Pour les juges de Strasbourg, des conditions déplorables de détention,
contraires au principe de dignité humaine, constituent un traitement inhumain
ou dégradant, entraînant un constat de violation de l’article 3. Et c’est l’arrêt Ananyev
c/ Russie du 10 janvier 2012 qui a posé la grille d’analyse désormais
appliquée par la Cour. Afin de déterminer si des conditions matérielles de
détention respectent bien l’article 3 de la Convention, trois exigences doivent
être respectées : chaque
détenu doit avoir une possibilité de couchage individuel ; il doit
disposer d’au moins 3 m² d’espace au sol ; enfin, la surface globale de la
cellule doit être telle qu’elle autorise les détenus à circuler librement entre
les meubles et l’équipement. Si ces trois éléments sont indéniablement cumulatifs,
le fait qu’un détenu dispose de moins de 3 m2 d’espace au sol donne toutefois
lieu à une forte présomption que les conditions de détention constituent un
traitement dégradant.
Sans
bouleverser ces éléments généraux, l’arrêt Muršić permet à la Cour de
rappeler l’ensemble de ses exigences. Saisie par un requérant condamné à onze
ans de détention qui dénonçait le manque d’espace
personnel, les mauvaises conditions sanitaires et d’hygiène, la piètre qualité de la
nourriture, l’absence de possibilités de travailler, et l’accès insuffisant à
des activités récréatives et éducatives, la Cour ne retient pas de violation de
l’article 3 de la Convention. Certes, le volume d’espace alloué au requérant pendant
la détention n’a pas toujours respecté
les exigences posées par l’arrêt Ananyev[4],
mais cet élément est seulement jugé « préoccupant »
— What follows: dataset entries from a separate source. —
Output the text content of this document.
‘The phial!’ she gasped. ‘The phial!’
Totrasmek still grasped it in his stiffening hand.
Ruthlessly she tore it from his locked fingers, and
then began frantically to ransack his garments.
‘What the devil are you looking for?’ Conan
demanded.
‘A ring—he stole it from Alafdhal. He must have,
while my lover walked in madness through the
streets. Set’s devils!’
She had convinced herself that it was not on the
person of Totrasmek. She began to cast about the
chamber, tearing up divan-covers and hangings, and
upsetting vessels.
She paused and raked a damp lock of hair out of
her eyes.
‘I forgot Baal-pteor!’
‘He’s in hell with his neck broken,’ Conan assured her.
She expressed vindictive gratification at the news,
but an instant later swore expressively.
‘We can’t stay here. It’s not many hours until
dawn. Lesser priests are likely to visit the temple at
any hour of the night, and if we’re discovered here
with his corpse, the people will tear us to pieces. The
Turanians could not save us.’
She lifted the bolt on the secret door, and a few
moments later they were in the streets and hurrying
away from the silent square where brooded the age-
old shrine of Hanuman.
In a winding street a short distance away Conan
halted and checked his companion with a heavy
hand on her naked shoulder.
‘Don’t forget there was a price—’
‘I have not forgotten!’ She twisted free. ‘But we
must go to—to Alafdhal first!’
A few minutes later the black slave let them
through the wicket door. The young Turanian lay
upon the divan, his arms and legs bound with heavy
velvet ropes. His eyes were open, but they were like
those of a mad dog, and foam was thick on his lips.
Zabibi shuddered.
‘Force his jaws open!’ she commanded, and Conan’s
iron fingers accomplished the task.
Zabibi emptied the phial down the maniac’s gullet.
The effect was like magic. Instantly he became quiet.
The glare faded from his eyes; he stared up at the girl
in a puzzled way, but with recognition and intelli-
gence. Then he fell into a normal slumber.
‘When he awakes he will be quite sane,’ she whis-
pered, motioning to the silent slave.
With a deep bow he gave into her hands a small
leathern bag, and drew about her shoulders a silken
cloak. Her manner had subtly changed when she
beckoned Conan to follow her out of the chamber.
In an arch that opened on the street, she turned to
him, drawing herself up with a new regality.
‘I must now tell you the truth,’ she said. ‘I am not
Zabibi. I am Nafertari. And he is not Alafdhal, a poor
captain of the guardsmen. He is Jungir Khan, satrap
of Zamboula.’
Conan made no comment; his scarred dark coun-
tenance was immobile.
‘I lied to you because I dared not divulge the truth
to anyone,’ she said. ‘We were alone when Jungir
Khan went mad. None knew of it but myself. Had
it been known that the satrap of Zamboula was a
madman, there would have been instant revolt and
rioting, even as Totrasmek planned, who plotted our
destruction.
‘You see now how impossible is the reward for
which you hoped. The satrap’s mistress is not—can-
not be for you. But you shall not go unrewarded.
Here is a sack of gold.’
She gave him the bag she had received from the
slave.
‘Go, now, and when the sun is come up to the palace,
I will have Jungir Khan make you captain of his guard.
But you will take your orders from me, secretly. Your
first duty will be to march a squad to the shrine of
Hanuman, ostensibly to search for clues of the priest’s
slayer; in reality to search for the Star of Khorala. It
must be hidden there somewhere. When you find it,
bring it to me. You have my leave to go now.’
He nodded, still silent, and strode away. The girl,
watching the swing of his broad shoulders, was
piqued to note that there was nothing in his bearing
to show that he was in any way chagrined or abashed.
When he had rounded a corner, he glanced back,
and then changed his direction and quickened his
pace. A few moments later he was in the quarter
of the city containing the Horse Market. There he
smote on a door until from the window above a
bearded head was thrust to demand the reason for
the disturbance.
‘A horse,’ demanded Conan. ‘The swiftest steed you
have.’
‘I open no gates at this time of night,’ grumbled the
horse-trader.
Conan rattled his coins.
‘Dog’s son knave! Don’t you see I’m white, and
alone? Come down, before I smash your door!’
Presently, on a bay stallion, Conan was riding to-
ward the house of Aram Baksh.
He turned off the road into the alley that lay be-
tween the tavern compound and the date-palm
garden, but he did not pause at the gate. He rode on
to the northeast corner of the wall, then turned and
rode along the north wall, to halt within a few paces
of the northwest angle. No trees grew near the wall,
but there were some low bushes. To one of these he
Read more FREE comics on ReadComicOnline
par la Cour (§ 68). Il faut, en effet, considérer d’autres éléments concrets de
la détention, qui aboutissent à ne pas conclure en l’espèce à un traitement
« inhumain » ou « dégradant ». Le requérant était, en effet, autorisé à circuler librement trois heures par jour hors de sa cellule qui était
pourvue d’une ouverture laissant passer sans entrave la lumière naturelle et l’air extérieur, ainsi que d’un
point d’eau potable, d’un lit individuel et rien n’empêchait le détenu de
circuler librement à l’intérieur de la cellule. En outre, plusieurs activités étaient accessibles à l’extérieur des cellules telles
que des activités sportives et la bibliothèque. Alors que l’on avait pu penser
que la Cour européenne s’était à un moment orientée vers une condamnation
automatique des Etats n’offrant pas un espace personnel suffisant aux détenus[5], elle a en réalité adoptée une approche plus subtile,
dans laquelle les situations de surpopulation carcérales ne sont contraires aux
exigences conventionnelles que si elles se doublent de conditions sanitaires
dégradées, d’une accessibilité insuffisante dans la cellule, et d’activités
hors de la cellule insatisfaisantes. Les juges de Strasbourg calquent ici leur
position sur celle du CPT qui a précisé depuis plus de vingt ans que la
situation s’avère préoccupante lorsque l’on constate « dans un même établissement une combinaison
de surpeuplement, de régimes pauvres en activités et d'un accès inadéquat aux
toilettes ou locaux sanitaires. L'effet cumulé de telles conditions peut
s'avérer extrêmement néfaste pour les prisonniers »[6].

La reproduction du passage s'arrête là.